AN 1792 - reduced AB levels but no effect on symptom progression. Severe side effects.

Question 44

Explain passive immunisation in the secondary strategy.

Answer 44

Use antibodies which directly clear AB.
Solanezumab.
But still no effect on symptom progression.

Question 45

What is a negative of drug treatments based on the amyloid hypothesis?

Answer 45

They have all failed so far.
All trials were on patients.. Perhaps need to focus on amyloid removal earlier in life OR target tau?
30% of controls show high levels of amyloid… Also amyloid load doesn’t correlate with symptoms in AD. Tau correlates better!

Question 46

What drugs are currently in development?

Answer 46

Drugs to reduce tau.
Preventative strategies may be better?
Targeting risk factors (e.g. smoking).
Still no treatment for AD.

Question 47

What is vascular (multi-infarct) dementia and what are its symptoms?

Answer 47

Loss of cognitive functioning due to series of silent strokes.
Symptoms: progressive cognitive impairment after each stroke.
Improvement between strokes possible.
High blood pressure, diabetes - risk factors.
Early detection is essential - treatment involves targeting risk factors.
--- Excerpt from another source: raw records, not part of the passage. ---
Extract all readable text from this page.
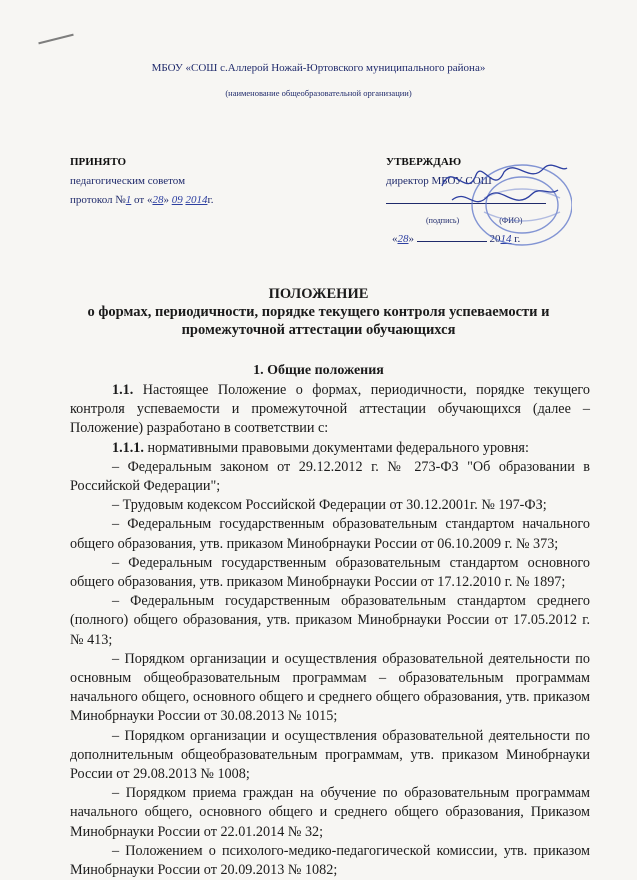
МБОУ «СОШ с.Аллерой Ножай-Юртовского муниципального района»
(наименование общеобразовательной организации)
ПРИНЯТО
педагогическим советом
протокол №1 от «28» 09 2014г.
УТВЕРЖДАЮ
директор МБОУ СОШ
(подпись)	(ФИО)
«28»	2014 г.
ПОЛОЖЕНИЕ
о формах, периодичности, порядке текущего контроля успеваемости и
промежуточной аттестации обучающихся
1. Общие положения

1.1. Настоящее Положение о формах, периодичности, порядке текущего контроля успеваемости и промежуточной аттестации обучающихся (далее – Положение) разработано в соответствии с:

1.1.1. нормативными правовыми документами федерального уровня:

– Федеральным законом от 29.12.2012 г. № 273-ФЗ "Об образовании в Российской Федерации";

– Трудовым кодексом Российской Федерации от 30.12.2001г. № 197-ФЗ;

– Федеральным государственным образовательным стандартом начального общего образования, утв. приказом Минобрнауки России от 06.10.2009 г. № 373;

– Федеральным государственным образовательным стандартом основного общего образования, утв. приказом Минобрнауки России от 17.12.2010 г. № 1897;

– Федеральным государственным образовательным стандартом среднего (полного) общего образования, утв. приказом Минобрнауки России от 17.05.2012 г. № 413;

– Порядком организации и осуществления образовательной деятельности по основным общеобразовательным программам – образовательным программам начального общего, основного общего и среднего общего образования, утв. приказом Минобрнауки России от 30.08.2013 № 1015;

– Порядком организации и осуществления образовательной деятельности по дополнительным общеобразовательным программам, утв. приказом Минобрнауки России от 29.08.2013 № 1008;

– Порядком приема граждан на обучение по образовательным программам начального общего, основного общего и среднего общего образования, Приказом Минобрнауки России от 22.01.2014 № 32;

– Положением о психолого-медико-педагогической комиссии, утв. приказом Минобрнауки России от 20.09.2013 № 1082;
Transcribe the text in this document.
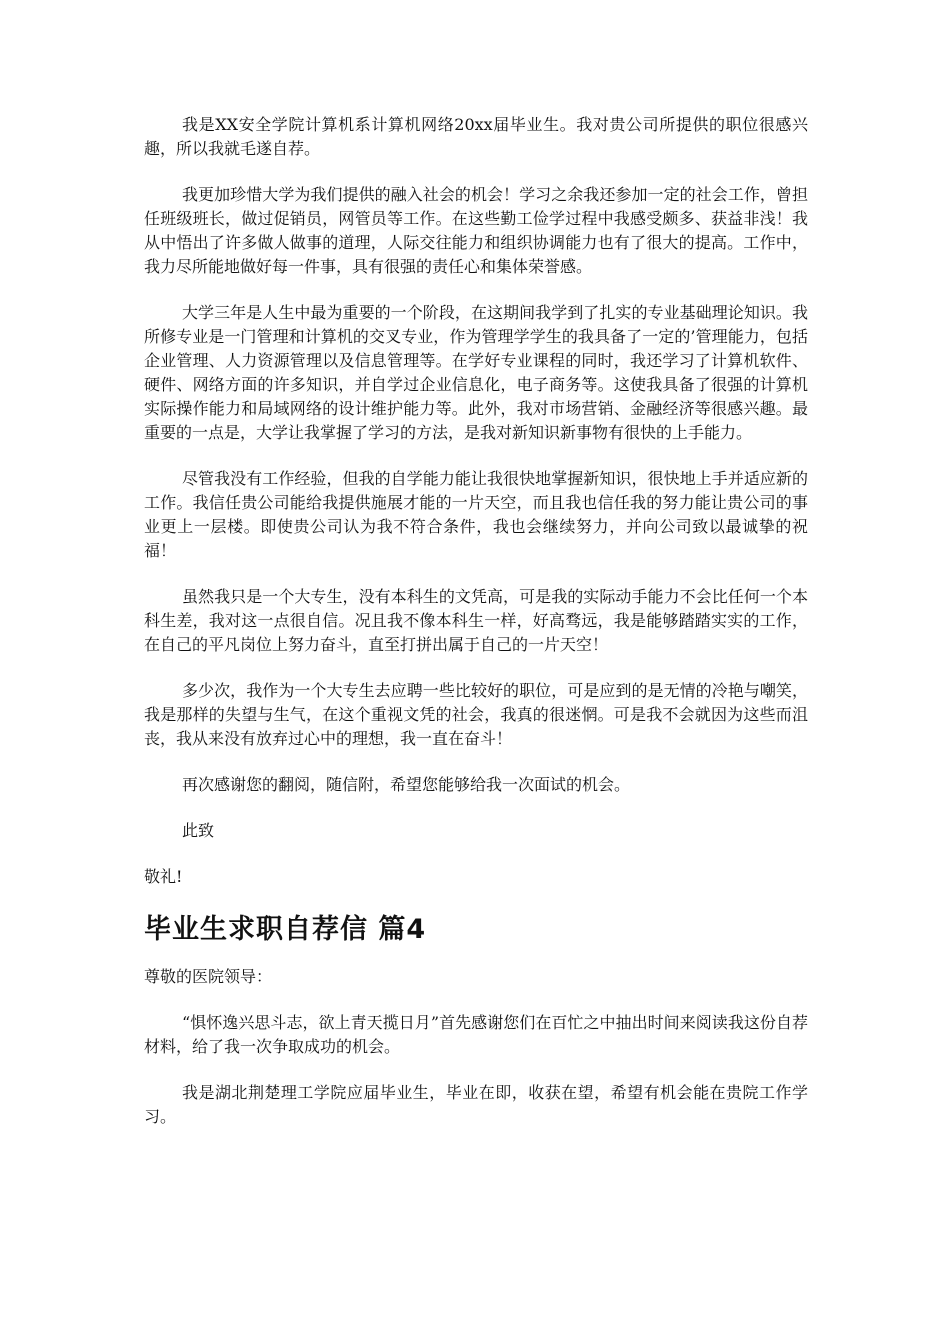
我是XX安全学院计算机系计算机网络20xx届毕业生。我对贵公司所提供的职位很感兴趣，所以我就毛遂自荐。

我更加珍惜大学为我们提供的融入社会的机会！学习之余我还参加一定的社会工作，曾担任班级班长，做过促销员，网管员等工作。在这些勤工俭学过程中我感受颇多、获益非浅！我从中悟出了许多做人做事的道理，人际交往能力和组织协调能力也有了很大的提高。工作中，我力尽所能地做好每一件事，具有很强的责任心和集体荣誉感。

大学三年是人生中最为重要的一个阶段，在这期间我学到了扎实的专业基础理论知识。我所修专业是一门管理和计算机的交叉专业，作为管理学学生的我具备了一定的’管理能力，包括企业管理、人力资源管理以及信息管理等。在学好专业课程的同时，我还学习了计算机软件、硬件、网络方面的许多知识，并自学过企业信息化，电子商务等。这使我具备了很强的计算机实际操作能力和局域网络的设计维护能力等。此外，我对市场营销、金融经济等很感兴趣。最重要的一点是，大学让我掌握了学习的方法，是我对新知识新事物有很快的上手能力。

尽管我没有工作经验，但我的自学能力能让我很快地掌握新知识，很快地上手并适应新的工作。我信任贵公司能给我提供施展才能的一片天空，而且我也信任我的努力能让贵公司的事业更上一层楼。即使贵公司认为我不符合条件，我也会继续努力，并向公司致以最诚挚的祝福！

虽然我只是一个大专生，没有本科生的文凭高，可是我的实际动手能力不会比任何一个本科生差，我对这一点很自信。况且我不像本科生一样，好高骛远，我是能够踏踏实实的工作，在自己的平凡岗位上努力奋斗，直至打拼出属于自己的一片天空！

多少次，我作为一个大专生去应聘一些比较好的职位，可是应到的是无情的冷艳与嘲笑，我是那样的失望与生气，在这个重视文凭的社会，我真的很迷惘。可是我不会就因为这些而沮丧，我从来没有放弃过心中的理想，我一直在奋斗！

再次感谢您的翻阅，随信附，希望您能够给我一次面试的机会。

此致

敬礼!

毕业生求职自荐信 篇4

尊敬的医院领导：

“惧怀逸兴思斗志，欲上青天揽日月”首先感谢您们在百忙之中抽出时间来阅读我这份自荐材料，给了我一次争取成功的机会。

我是湖北荆楚理工学院应届毕业生，毕业在即，收获在望，希望有机会能在贵院工作学习。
Diagnosis difficult.

Question 48

What is dementia with Lewy Bodies and what are its symptoms?

Answer 48

Lewy bodies = abnormal clumps of protein that develop inside cells. Lead to cell death.
Shares symptoms of Alzheimer’s + Parkinson’s.
Frequently misdiagnosed.
Lewy Bodies contribute to PDD in which movement disorder progresses into dementia.

Question 49

What is frontotemporal dementia and what are its symptoms?

Answer 49

Different pathology to Alzheimer’s. No amyloid or neurofibrillary tangles.
Pick bodies inside cells (clumps of tau protein).
Symptoms: impaired planning, judgment, language symptoms.
Frontal variant - frontal lobe atrophy.
Semantic dementia - anterior temporal lobes atrophy.

Question 50

What is posterior cortical atrophy and what are its symptoms?

Answer 50

Atypical variant of Alzheimer’s. Similar pathology.
Posterior parietal cortex.
Symptoms: blurred vision, agnosia, impaired spatial skills, reading + writing.
Memory + spoken language preserved until late stages.